The first quadrant indicates that the value of the better coefficient is high, and the absolute value of the Wors coefficient is also high. Factors that fall into this quadrant are called expectations (one-dimensional factors). Function 5 falls into this quadrant, which means that the product provides this function, and user satisfaction will increase. When this function is not provided, user satisfaction Will decrease
The second quadrant indicates the case where the value of the better coefficient is high and the absolute value of the Wors coefficient is low. The factors that fall into this quadrant are called charm factors. Function 1 falls into this quadrant, which means that this feature is not provided and user satisfaction will not decrease, but when this feature is provided, user satisfaction will be greatly improved. ;
The third quadrant indicates that the value of the better coefficient is low, and the absolute value of the Wors coefficient is also low. The factors that fall into this quadrant are called non-differential factors, and functions 2, 3, and 4 fall into this quadrant, that is, whether these functions are provided or not, user satisfaction will not change. These function points are users Unnoticed features;
The fourth quadrant indicates that the value of the better coefficient is low and the absolute value of the coefficient is high. The factors that fall into this quadrant are called mandatory factors, which means that when the product provides this function, user satisfaction will not increase, and when this function is not provided, user satisfaction will be greatly reduced; Function is the most basic function.
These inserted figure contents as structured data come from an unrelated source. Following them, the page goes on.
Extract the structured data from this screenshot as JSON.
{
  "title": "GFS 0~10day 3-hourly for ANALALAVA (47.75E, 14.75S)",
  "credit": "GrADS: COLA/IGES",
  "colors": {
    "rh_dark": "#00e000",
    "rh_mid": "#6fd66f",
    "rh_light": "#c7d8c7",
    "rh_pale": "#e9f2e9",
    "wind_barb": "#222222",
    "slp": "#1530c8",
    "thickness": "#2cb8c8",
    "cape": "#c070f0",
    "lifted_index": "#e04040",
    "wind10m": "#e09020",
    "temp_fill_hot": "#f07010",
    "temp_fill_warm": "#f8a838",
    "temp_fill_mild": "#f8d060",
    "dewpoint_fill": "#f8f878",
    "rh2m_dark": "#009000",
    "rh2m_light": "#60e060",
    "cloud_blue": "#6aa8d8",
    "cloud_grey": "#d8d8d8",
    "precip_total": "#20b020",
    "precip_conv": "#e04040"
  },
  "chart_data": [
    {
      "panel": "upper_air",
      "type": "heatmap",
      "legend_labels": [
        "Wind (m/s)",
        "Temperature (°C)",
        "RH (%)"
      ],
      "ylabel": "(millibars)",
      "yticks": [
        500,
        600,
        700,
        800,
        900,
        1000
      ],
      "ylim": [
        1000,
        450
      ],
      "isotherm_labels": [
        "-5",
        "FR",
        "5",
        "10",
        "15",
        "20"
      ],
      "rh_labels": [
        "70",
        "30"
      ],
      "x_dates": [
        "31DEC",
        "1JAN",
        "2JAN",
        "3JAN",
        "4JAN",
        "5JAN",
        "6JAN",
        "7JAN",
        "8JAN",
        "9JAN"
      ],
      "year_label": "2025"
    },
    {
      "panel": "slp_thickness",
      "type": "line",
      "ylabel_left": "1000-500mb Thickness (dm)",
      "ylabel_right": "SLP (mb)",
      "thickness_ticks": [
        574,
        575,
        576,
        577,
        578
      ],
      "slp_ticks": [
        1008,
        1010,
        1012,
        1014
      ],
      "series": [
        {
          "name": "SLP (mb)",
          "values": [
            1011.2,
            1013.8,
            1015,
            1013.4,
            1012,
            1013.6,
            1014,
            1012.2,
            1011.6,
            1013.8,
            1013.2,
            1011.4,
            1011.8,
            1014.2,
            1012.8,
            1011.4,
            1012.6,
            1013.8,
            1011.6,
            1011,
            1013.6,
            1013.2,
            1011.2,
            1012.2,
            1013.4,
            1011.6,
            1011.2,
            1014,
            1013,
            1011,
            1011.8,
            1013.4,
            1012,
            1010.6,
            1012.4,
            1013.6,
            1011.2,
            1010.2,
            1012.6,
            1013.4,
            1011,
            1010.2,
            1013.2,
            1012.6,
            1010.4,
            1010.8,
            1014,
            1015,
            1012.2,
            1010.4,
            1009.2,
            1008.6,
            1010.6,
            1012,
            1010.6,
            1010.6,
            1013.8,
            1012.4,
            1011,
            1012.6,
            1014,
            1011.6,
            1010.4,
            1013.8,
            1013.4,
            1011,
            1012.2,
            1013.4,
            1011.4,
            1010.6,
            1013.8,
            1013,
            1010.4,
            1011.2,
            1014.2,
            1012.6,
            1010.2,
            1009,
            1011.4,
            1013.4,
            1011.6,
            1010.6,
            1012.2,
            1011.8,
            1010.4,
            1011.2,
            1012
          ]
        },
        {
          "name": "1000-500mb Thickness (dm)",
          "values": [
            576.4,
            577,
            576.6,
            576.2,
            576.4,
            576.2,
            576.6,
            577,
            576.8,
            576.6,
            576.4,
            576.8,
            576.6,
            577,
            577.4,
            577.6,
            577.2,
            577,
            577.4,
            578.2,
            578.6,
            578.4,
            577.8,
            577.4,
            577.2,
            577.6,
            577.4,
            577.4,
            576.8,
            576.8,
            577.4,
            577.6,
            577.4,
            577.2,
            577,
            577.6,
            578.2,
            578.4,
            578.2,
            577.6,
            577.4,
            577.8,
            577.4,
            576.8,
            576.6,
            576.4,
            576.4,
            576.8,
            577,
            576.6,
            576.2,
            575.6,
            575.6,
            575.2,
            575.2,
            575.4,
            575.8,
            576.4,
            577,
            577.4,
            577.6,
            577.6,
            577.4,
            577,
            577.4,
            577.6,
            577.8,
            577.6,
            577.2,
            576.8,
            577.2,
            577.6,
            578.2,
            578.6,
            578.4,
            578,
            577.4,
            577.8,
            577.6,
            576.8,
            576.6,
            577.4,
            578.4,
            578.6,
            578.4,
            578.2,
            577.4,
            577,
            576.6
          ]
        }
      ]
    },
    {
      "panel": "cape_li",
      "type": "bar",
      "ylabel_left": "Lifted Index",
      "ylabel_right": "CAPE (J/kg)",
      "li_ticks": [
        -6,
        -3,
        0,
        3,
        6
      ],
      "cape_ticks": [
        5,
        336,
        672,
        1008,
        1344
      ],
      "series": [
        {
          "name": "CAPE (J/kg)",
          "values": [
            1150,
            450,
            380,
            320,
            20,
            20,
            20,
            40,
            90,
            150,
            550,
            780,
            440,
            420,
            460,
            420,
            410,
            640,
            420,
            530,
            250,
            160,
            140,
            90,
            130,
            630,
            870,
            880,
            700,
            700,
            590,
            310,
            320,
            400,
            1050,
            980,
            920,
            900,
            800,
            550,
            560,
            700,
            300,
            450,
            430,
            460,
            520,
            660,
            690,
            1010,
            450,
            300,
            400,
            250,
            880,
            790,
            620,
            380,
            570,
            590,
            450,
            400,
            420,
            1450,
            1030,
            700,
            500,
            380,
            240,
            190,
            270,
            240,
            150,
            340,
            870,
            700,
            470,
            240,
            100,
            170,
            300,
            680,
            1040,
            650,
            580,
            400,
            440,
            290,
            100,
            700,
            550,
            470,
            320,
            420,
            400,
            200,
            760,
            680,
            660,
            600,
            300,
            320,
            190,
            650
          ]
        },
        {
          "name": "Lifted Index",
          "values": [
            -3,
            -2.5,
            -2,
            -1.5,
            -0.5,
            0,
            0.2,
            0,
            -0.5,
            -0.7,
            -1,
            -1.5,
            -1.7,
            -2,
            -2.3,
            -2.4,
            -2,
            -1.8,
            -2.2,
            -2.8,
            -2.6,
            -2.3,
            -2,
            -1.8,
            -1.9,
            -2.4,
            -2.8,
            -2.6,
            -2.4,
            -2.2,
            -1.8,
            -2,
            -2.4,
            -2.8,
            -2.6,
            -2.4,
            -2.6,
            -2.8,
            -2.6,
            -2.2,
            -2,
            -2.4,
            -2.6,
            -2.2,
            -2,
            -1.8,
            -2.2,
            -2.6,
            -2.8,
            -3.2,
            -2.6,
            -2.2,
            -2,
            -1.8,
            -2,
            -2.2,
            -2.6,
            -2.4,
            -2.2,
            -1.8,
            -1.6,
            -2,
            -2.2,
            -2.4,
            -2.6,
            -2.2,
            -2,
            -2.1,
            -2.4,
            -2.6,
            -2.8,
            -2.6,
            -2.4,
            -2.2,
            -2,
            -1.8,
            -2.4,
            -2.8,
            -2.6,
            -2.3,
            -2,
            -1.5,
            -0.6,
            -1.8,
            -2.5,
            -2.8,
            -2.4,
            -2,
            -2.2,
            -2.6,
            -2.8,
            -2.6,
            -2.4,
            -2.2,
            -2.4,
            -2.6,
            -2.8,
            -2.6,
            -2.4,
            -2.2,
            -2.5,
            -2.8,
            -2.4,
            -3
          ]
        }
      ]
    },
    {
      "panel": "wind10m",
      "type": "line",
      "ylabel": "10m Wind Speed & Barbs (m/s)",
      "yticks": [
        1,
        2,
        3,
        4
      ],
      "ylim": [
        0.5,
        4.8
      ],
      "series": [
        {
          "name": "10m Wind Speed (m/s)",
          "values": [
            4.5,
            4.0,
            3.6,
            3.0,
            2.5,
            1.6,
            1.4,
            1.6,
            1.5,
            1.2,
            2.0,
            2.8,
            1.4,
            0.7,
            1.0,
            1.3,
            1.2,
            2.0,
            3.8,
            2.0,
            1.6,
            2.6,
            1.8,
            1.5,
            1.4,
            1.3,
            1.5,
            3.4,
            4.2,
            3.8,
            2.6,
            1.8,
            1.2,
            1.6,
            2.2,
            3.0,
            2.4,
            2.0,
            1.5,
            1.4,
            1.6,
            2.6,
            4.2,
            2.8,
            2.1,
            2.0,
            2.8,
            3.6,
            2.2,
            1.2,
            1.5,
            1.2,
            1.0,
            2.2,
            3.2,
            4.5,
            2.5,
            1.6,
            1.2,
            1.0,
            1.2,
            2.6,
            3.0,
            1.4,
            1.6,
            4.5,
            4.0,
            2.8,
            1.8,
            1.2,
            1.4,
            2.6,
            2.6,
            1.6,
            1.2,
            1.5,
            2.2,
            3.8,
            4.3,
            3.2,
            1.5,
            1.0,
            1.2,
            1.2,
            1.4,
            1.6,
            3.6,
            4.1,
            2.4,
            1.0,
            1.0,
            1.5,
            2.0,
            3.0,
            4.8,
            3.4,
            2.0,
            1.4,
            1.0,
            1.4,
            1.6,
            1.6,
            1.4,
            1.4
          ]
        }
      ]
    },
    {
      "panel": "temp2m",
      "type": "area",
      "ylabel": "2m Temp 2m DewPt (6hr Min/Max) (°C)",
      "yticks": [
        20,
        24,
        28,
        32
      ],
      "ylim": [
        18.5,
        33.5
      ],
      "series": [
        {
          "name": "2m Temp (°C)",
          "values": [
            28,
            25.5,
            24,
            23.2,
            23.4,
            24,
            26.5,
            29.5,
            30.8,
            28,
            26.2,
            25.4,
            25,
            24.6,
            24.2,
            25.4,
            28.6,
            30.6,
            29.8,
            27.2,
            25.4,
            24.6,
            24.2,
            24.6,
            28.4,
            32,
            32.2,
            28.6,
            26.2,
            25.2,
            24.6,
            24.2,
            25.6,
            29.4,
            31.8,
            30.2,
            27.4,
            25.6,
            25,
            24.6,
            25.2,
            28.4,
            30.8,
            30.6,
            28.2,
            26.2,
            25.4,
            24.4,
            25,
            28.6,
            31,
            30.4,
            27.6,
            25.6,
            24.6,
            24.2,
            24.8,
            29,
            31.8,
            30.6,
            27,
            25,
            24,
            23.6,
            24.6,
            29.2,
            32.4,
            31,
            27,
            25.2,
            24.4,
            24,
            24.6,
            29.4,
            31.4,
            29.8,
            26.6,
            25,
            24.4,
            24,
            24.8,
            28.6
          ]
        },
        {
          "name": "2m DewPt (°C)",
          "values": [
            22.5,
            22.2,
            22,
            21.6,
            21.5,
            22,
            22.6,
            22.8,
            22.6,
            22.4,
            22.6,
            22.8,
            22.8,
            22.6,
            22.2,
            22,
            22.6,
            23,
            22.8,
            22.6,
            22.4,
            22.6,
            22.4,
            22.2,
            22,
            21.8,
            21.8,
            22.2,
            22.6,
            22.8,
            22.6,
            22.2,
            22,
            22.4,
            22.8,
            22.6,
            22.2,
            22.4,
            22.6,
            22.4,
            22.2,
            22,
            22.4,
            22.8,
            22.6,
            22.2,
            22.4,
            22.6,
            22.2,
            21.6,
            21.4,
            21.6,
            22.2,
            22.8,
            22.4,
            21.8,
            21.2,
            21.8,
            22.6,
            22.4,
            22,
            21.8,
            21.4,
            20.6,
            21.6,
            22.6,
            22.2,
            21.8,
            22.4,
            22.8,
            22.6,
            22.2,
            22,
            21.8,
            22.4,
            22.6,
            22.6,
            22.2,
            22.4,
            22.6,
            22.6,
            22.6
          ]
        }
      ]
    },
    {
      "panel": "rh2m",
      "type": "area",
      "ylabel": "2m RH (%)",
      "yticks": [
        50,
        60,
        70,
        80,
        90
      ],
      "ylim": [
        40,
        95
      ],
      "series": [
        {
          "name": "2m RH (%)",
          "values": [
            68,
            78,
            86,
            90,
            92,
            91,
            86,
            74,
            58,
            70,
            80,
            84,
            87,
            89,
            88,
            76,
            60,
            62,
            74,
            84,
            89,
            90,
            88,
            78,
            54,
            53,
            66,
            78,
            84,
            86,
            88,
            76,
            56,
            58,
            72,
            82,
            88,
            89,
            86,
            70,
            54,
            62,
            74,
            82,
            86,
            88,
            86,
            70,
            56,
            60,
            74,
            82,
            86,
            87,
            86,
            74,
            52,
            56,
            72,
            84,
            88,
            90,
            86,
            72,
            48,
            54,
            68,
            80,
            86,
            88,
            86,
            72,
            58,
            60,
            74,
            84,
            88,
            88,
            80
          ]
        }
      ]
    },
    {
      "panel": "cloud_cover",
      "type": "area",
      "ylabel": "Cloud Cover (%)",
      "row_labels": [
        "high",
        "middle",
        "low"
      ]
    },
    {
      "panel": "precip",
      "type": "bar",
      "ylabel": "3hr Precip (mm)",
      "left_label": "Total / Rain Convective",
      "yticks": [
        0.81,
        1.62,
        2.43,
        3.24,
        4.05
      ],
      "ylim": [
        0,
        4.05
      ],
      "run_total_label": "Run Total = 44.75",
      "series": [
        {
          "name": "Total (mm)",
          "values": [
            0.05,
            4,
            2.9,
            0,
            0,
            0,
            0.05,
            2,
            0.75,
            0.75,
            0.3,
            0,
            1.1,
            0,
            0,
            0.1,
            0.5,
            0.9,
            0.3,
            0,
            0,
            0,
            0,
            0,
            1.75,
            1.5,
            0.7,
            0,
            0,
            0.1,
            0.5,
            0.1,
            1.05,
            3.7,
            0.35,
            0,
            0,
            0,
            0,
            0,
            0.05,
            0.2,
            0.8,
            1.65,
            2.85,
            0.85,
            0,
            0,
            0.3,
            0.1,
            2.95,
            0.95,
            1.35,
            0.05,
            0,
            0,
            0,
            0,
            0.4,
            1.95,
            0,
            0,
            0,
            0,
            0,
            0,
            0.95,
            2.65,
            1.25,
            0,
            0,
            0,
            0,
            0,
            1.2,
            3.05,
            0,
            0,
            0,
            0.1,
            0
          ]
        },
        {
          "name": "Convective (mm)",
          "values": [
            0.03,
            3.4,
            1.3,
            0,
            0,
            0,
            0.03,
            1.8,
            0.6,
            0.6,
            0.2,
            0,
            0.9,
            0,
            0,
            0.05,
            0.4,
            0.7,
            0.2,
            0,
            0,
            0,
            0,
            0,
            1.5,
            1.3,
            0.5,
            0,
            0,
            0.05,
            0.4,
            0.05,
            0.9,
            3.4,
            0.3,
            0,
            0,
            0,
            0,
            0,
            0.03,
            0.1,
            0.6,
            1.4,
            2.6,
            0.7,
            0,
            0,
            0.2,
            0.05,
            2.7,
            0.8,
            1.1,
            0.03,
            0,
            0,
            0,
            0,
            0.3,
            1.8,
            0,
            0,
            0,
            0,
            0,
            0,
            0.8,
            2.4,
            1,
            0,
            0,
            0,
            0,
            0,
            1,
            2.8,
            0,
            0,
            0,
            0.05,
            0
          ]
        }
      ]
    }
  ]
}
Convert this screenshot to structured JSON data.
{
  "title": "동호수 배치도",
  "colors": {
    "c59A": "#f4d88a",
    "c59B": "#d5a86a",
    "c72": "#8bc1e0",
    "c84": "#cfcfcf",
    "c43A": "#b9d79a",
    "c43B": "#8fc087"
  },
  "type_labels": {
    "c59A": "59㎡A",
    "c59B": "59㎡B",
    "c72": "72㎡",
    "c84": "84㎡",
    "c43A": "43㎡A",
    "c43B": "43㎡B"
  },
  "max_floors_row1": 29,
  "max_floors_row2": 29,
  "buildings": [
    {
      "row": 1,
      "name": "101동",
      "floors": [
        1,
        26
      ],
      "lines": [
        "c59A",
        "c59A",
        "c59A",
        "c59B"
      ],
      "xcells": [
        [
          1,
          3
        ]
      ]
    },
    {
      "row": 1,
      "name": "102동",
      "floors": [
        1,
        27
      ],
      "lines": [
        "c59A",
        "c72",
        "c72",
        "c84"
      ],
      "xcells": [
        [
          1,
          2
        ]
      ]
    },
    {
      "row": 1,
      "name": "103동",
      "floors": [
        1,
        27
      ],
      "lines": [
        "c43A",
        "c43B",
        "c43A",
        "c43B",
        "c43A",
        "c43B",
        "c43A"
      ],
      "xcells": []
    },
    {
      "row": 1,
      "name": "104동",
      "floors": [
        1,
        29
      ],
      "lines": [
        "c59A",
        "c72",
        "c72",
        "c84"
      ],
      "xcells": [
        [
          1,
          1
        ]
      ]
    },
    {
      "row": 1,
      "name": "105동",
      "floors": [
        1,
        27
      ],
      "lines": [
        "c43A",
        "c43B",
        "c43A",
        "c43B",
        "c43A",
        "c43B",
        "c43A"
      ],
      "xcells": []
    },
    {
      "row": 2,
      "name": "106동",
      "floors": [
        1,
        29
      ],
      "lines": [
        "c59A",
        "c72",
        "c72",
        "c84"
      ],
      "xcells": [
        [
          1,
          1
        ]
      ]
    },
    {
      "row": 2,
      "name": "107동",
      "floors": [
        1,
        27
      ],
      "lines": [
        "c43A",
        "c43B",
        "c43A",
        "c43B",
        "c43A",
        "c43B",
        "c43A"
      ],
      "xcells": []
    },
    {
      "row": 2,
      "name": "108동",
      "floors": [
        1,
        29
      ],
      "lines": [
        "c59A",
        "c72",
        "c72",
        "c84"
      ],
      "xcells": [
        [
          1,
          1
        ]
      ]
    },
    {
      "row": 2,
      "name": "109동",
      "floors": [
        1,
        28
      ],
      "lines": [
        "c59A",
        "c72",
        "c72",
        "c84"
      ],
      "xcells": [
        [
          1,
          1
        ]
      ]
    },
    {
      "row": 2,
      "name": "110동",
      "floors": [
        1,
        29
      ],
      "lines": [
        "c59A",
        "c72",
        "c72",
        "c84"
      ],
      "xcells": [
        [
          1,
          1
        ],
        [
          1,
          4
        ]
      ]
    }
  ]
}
In practice, we must first go all out to meet the most basic needs of users, that is, the necessary factors expressed in the fourth quadrant, these requirements are things that users think we have an obligation to do. After realizing the most basic needs, we should try our best to meet the user's expectation needs, that is, the expectation factors represented by the first quadrant, which is the competitive factor of quality. Provide users with favorite additional services or product features that make their products and services superior to and different from competitors, and guide users to strengthen their good impression of this product. Finally, it strives to achieve the user's charismatic needs, that is, the charm factor expressed in the second quadrant, to improve user loyalty. Therefore, the better-worse coefficient value calculated according to the kano model indicates that the product needs to optimize function 5 first, and then satisfy function 1. The functions 2, 3, and 4 are no different requirements for the user, and there is no need to make great efforts to implement them.
Result output
In order to express these five types of requirements more clearly, they are placed in a coordinate chart, which shows the characteristics of each type of requirement. The abscissa is the degree of provision and the ordinate is the degree of satisfaction.